I have been in limbo again for several weeks – such a painful place to be. I do not know whether the powers-that-be will permit me to stay in the process.
The issue at hand is that I am “too much of a free spirit.”
Don’t I wish!!
The Holy Spirit has been in charge more often than not. When things have gone “wrong,” it’s usually because I was impatient or scared and tried to take charge.
Oddly enough, it has been at the times when I have been on the verge of throwing in the towel that I get the clearest messages not to; like the completely unexpected phone call from a pastor who said “I just this instant thought of you” or the one from a seminary colleague who said “I’m in town. Let’s go for coffee.”
This past week, I was struggling with the third of three sermons in deliberately different styles in a “might as well go out with a bang” mood. And then, when I really needed the writing time, came a series of three phone calls from the hospital to attend families and friends of patients who’d just died. Each attendance provided clear gospel messages to the law/trouble messages in my sermon. Each one was a clear “don’t give up” message for me too.
In the end, the sermon came together so clearly that it was a complete “Holy Spirit in Charge” situation.
The Sunday morning service itself was amazing. My cantor/assistant was of the rare “ought-to-be-on-stage” variety that I just wanted to hug.

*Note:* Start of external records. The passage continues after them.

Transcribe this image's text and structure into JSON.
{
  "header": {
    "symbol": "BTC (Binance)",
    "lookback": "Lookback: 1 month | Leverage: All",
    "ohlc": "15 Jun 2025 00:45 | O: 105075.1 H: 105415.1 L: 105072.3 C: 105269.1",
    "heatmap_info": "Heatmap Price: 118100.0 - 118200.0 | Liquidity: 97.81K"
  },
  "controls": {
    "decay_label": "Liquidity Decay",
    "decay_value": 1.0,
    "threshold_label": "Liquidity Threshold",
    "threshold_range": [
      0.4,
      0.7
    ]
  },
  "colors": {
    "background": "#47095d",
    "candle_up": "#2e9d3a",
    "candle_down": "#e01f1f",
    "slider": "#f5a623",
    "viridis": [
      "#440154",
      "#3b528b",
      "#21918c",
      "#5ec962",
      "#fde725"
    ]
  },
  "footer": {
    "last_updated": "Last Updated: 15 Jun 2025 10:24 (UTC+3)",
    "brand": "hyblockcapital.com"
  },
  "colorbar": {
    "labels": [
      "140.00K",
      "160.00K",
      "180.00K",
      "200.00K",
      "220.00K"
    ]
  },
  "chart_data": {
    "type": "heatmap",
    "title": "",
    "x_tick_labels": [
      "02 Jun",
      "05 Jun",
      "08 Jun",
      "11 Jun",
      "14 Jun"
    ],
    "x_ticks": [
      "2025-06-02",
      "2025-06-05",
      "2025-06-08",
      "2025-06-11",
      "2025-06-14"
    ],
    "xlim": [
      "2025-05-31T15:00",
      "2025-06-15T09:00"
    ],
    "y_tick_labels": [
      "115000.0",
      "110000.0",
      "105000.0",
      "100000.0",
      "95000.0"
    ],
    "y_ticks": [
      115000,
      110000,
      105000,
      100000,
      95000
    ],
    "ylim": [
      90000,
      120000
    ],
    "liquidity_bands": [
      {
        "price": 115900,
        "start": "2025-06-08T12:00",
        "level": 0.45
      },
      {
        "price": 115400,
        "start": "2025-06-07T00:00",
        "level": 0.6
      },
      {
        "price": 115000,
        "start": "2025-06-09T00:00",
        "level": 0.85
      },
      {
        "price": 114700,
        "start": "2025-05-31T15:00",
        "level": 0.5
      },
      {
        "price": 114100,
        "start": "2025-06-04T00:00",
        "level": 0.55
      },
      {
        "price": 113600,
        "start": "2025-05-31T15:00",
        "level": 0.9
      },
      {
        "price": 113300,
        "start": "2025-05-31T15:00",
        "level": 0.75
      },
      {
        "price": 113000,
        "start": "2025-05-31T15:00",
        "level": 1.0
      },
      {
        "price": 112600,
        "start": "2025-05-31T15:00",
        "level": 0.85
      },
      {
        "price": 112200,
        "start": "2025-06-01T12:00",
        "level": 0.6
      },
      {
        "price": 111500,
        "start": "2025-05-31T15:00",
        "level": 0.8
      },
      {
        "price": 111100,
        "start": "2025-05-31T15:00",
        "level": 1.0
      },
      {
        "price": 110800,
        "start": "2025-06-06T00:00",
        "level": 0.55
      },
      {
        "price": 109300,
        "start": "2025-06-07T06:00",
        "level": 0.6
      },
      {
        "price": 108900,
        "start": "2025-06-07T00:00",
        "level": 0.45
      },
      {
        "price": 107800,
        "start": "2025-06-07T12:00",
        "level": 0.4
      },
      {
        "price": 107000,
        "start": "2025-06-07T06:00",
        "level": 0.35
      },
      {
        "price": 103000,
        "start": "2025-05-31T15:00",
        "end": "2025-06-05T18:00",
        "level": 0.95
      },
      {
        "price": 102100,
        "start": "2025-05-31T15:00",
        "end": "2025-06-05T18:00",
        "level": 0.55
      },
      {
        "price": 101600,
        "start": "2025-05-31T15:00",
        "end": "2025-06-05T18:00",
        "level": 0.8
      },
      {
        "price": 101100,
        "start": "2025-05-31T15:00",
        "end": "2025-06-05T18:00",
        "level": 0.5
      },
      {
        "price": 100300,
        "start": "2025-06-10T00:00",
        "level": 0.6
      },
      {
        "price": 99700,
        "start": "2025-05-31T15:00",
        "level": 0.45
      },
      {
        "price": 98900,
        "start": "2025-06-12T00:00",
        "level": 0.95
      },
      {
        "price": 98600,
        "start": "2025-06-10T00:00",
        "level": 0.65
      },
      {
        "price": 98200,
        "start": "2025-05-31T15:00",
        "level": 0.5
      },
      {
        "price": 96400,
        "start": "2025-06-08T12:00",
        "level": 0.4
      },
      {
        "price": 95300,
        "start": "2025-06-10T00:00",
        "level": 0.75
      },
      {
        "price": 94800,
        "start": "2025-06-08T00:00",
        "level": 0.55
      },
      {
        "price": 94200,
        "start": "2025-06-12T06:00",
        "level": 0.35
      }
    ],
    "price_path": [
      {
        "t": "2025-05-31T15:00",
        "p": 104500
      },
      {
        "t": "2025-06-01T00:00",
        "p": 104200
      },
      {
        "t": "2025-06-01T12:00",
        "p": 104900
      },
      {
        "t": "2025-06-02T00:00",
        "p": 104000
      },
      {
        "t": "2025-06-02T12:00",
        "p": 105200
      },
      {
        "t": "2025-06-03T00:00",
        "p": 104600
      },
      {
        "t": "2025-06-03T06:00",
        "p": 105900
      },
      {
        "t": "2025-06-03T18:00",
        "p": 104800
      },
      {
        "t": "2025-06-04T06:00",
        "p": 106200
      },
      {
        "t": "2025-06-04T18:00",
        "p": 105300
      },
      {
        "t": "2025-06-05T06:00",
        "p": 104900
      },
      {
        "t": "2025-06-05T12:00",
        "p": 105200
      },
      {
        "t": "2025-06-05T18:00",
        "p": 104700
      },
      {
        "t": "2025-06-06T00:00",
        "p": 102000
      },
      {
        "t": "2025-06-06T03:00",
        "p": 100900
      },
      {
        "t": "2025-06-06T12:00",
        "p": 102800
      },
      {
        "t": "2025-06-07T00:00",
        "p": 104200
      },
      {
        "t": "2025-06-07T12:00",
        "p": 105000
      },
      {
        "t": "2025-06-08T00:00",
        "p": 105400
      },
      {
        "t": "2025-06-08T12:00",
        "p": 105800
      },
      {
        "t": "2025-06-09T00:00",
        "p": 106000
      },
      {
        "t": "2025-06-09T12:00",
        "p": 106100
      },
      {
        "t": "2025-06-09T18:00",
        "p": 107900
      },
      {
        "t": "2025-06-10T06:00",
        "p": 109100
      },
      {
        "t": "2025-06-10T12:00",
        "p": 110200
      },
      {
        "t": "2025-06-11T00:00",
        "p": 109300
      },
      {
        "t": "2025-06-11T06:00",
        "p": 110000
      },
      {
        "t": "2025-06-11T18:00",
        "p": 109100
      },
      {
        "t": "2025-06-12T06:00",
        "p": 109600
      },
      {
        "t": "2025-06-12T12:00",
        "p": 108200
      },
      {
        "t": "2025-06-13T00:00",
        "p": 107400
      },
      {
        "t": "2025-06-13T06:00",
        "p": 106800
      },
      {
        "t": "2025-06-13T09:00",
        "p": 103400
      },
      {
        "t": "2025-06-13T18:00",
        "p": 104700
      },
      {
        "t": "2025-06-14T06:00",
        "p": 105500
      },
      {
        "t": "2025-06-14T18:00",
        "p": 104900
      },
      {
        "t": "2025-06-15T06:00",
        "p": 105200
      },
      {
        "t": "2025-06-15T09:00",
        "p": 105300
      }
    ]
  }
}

Here’s the funny thing in all of this: My hearing aid was out of order so my hearing was badly reduced. (Out of order because I had managed to drop the more vital of the two into a just extinguished column-candle so that it was totally immersed in molten wax just as I hit the sack on the night before.)
The announcements there are done at the end of the service. At the end of the announcements I said “thank-you for allowing me to worship with you” – I hadn’t planned to, and it just came out (which was so cool, so totally “Spirit in charge”). Because my hearing was at about 25%, the next sound I heard made me think it was raining! I actually looked at the window first and then back at the congregation. When I saw their hands, I realized what was up. What a surprise! I don’t remember ever being applauded in church. They were thanking me, as a group, for having joined them!
And then, once again — someone had to remind me to ask for birthdays and anniversaries because I had forgotten
Everyone looked around and around and then Spirit in charge said: “why don’t we sing happy unbirthday to us” – They loved it – hmmm I guess that will have been recorded too!
Today, I will admit my anxiety level is up a little again as I go back into waiting mode. But I have the memory of yesterday’s service to remind me that I am on the right track. If the earthly-powers-that-be here reject me, I will be looking for another that won’t.
In the meantime, I am once again couch-surfing so that my minimal income can be used to slowly pay off the debt I accumulated over the four years at school, and to keep up with the weekly counselling sessions that are helping me deal with those underlying issues that sometimes cause me to try to take charge.